Medicaid restrictions lawsuit dropped

A new federal proof-of-citizenship requirement for Medicaid patients that District nonprofit leaders feared would leave thousands of residents without medical care has been altered to exempt many of the city’s most vulnerable patients.

A lawsuitto stop the District from enforcing the new rule, filed in June by local nonprofit Bread for the City and 11 individual Medicare patients, was scheduled to be withdrawn Friday afternoon, said officials with Crowell & Moring, the law firm that filed the suit.

The new rule, which was part of the federal Deficit Reduction Act of 2005, sought to remove illegal immigrants from Medicare and Medicaid programs by requiring members to provide proof of citizenship.

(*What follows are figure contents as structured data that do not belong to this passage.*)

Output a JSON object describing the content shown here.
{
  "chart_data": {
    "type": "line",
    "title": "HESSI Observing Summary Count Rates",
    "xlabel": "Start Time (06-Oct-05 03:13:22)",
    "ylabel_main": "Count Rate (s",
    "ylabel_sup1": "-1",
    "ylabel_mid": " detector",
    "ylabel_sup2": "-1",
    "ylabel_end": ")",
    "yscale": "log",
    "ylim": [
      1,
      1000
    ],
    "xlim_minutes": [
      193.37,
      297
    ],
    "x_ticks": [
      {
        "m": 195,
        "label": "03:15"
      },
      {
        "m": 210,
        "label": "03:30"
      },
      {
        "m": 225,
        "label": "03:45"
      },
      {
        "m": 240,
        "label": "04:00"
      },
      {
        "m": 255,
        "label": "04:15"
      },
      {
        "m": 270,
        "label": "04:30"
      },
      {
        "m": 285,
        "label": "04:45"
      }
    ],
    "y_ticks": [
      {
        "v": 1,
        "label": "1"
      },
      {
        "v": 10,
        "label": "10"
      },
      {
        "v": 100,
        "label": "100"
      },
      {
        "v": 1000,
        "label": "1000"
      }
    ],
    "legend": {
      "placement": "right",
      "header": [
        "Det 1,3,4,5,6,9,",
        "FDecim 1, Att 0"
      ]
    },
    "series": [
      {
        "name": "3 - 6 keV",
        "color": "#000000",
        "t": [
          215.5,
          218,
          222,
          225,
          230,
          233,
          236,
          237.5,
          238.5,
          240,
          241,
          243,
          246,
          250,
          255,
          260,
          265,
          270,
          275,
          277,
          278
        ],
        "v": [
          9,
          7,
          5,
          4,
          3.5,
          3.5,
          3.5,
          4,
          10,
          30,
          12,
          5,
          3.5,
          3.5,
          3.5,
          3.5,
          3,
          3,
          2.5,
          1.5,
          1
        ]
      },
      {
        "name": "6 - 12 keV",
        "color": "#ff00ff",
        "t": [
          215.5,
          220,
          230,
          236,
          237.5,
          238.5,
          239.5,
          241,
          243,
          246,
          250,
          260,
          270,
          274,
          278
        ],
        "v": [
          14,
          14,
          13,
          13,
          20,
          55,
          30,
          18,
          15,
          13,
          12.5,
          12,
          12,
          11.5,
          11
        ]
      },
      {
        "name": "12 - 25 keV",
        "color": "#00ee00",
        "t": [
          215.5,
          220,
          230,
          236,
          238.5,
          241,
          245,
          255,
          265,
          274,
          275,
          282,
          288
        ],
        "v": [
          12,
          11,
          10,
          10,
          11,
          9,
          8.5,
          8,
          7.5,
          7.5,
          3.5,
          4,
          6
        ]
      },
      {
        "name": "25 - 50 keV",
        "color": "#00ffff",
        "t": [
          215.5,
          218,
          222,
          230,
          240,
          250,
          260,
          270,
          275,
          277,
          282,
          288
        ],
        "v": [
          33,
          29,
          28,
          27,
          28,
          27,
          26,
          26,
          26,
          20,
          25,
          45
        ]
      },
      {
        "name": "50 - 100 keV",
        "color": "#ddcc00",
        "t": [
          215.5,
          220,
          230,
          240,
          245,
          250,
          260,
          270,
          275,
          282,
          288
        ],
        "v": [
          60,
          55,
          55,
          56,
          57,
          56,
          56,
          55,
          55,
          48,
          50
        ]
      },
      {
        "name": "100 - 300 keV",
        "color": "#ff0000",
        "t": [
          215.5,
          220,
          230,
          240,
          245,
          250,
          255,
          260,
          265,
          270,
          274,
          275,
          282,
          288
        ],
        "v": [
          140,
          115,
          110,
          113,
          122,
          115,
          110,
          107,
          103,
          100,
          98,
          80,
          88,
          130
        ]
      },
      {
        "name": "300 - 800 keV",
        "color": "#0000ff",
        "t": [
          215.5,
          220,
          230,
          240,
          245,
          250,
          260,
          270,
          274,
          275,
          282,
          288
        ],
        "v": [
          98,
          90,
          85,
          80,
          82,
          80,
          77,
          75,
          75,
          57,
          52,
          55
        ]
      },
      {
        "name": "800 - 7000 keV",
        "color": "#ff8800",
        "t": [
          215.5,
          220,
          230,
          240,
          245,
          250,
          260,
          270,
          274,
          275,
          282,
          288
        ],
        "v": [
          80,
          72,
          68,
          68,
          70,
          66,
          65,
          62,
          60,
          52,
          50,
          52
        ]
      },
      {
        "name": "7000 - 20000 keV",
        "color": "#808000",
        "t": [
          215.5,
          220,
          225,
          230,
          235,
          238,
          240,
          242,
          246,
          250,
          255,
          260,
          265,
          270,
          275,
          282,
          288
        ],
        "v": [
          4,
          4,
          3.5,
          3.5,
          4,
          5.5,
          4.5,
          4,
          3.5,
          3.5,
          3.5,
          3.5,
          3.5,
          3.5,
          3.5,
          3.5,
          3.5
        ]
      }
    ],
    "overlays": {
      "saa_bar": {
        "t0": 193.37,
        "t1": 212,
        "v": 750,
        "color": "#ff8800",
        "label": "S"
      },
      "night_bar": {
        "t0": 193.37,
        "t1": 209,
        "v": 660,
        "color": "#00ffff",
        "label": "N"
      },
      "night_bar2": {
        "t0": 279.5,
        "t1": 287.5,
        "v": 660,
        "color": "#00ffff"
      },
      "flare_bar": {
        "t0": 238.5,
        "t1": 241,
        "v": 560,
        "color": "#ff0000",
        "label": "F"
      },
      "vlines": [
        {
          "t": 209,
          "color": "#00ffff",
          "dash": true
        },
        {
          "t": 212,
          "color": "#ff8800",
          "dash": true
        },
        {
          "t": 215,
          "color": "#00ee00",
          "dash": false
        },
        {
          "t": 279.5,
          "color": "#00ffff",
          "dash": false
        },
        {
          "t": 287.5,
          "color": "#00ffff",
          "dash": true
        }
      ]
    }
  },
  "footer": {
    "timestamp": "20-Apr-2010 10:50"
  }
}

However, nonprofit leaders feared the requirements were too stringent for Medicare and Medicaid patients, many of whom may be too sick to produce documentation.

The Congressional Budget Office estimated that as many as 35,000 people would lose their benefits as a result of the citizenship requirement.

But last month, the Centers for Medicare and Medicaid Services eased the requirements, essentially allowing patients to keep their benefits as long as they’re making a good-faith effort to provide proof of citizenship.

“I would not be surprised if they realized that it would not be proper to deny American citizens benefits to which American citizens are entitled merely because they don’t have certain documents,” said Clifton Elgarten, a partner with Crowell & Moring.

Lawyers for Crowell & Moring and Bread for the City leaders decided to withdraw the suit because the altered rules would allow most D.C. residents to keep their benefits, said George Jones, executive director of Bread for the City.

“The new regulations really did carve out a number of people we were concerned about,” he said. “So we are really claiming victory in many ways.”

However, Jones said the nonprofit organization will keep the door open for future legal action, should the eased regulations still prove too difficult for Medicare and Medicaid patients.

“Bread for the City hasn’t had any clients [lose their benefits], but that doesn’t mean we won’t have a flood of people next week,” he said.

“I think there’s still a concern that this law was ever passed. Even though we agreed that it’s less onerous than originally feared … at the end of the day it targeted American citizens.”